Left some style suggestions, but approving as is. You can take or leave the suggestions and merge when you're ready.

I will make the updates in a subsequent PR.

  1. when you are fitting a graph you do not want to create a list that has the subgraph node and the nodes contained in it. That will create a scenario where you will fit the subgraph and then try to fit the individual stat operators inside the subgraph. This is not the desired behavior. In the fit case, we only want to fit on the subgraph and allow it to handle fitting the nodes within it (the subgraph).

@jperez999 Can you explain more about this point. What part requires that we call the fit method of the Subgraph operator instead of the nodes contained within it? In other words would it work if we called fit on the subnodes but not the Subgraph (if Subgraph was not a StatOperator).
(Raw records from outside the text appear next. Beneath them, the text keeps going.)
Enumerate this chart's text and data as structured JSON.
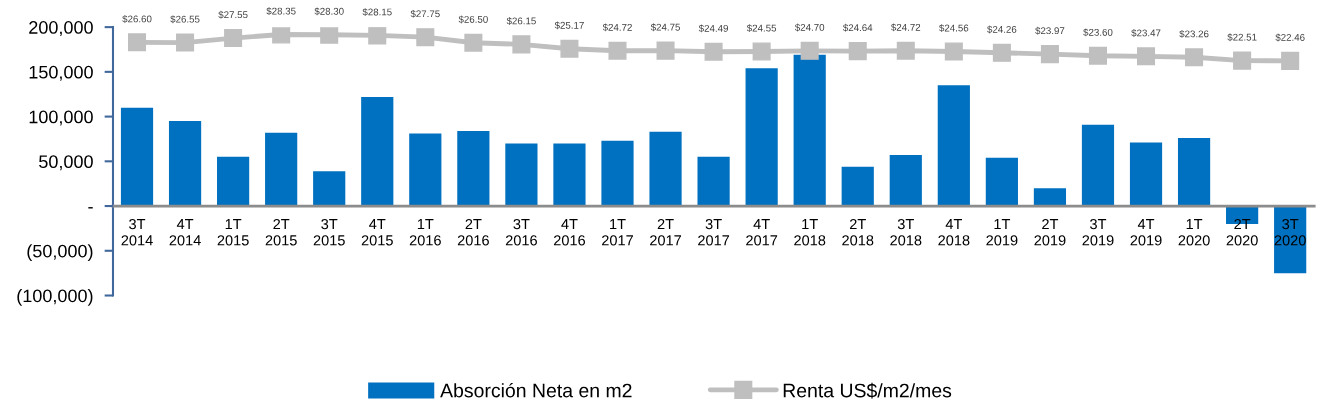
{
  "chart_data": {
    "type": "bar",
    "categories": [
      "3T\n2014",
      "4T\n2014",
      "1T\n2015",
      "2T\n2015",
      "3T\n2015",
      "4T\n2015",
      "1T\n2016",
      "2T\n2016",
      "3T\n2016",
      "4T\n2016",
      "1T\n2017",
      "2T\n2017",
      "3T\n2017",
      "4T\n2017",
      "1T\n2018",
      "2T\n2018",
      "3T\n2018",
      "4T\n2018",
      "1T\n2019",
      "2T\n2019",
      "3T\n2019",
      "4T\n2019",
      "1T\n2020",
      "2T\n2020",
      "3T\n2020"
    ],
    "series": [
      {
        "name": "Absorción Neta en m2",
        "color": "#0070c0",
        "values": [
          110000,
          95000,
          55000,
          82000,
          39000,
          122000,
          81000,
          84000,
          70000,
          70000,
          73000,
          83000,
          55000,
          154000,
          169000,
          44000,
          57000,
          135000,
          54000,
          20000,
          91000,
          71000,
          76000,
          -20000,
          -75000
        ]
      },
      {
        "name": "Renta US$/m2/mes",
        "type": "line",
        "axis": "y2",
        "color": "#bfbfbf",
        "marker": "square",
        "line_style": "solid",
        "values": [
          26.6,
          26.55,
          27.55,
          28.35,
          28.3,
          28.15,
          27.75,
          26.5,
          26.15,
          25.17,
          24.72,
          24.75,
          24.49,
          24.55,
          24.7,
          24.64,
          24.72,
          24.56,
          24.26,
          23.97,
          23.6,
          23.47,
          23.26,
          22.51,
          22.46
        ],
        "value_labels": [
          "$26.60",
          "$26.55",
          "$27.55",
          "$28.35",
          "$28.30",
          "$28.15",
          "$27.75",
          "$26.50",
          "$26.15",
          "$25.17",
          "$24.72",
          "$24.75",
          "$24.49",
          "$24.55",
          "$24.70",
          "$24.64",
          "$24.72",
          "$24.56",
          "$24.26",
          "$23.97",
          "$23.60",
          "$23.47",
          "$23.26",
          "$22.51",
          "$22.46"
        ]
      }
    ],
    "ylim": [
      -100000,
      200000
    ],
    "yticks": [
      {
        "value": -100000,
        "label": "(100,000)"
      },
      {
        "value": -50000,
        "label": "(50,000)"
      },
      {
        "value": 0,
        "label": "-"
      },
      {
        "value": 50000,
        "label": "50,000"
      },
      {
        "value": 100000,
        "label": "100,000"
      },
      {
        "value": 150000,
        "label": "150,000"
      },
      {
        "value": 200000,
        "label": "200,000"
      }
    ],
    "y2lim": [
      -30,
      30
    ],
    "tick_labels": "xy",
    "legend": "bottom"
  }
}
The Subgraph is a special type of operator, it is considered a graph. This means it should allow for all the capabilities/responsibilities of a graph. We are working toward a position where you could have certain subgraphs in different states, where subgraphs that have been fit already might get connected to other subgraphs that have not been fit. In this case, if you do not allow for subgraphs to fit then each node would have to carry that information. By allowing the subgraph to fit and transform instead of just being a placeholder/divider of nodes, it provides a way to keep that information about fitting and possibly other metadata in the future, at the graph (subgraph) level. We have not yet completely built that feature but we are taking incremental steps in this direction. If we just flattened everything out, we would lose the information about the subgraph as a whole.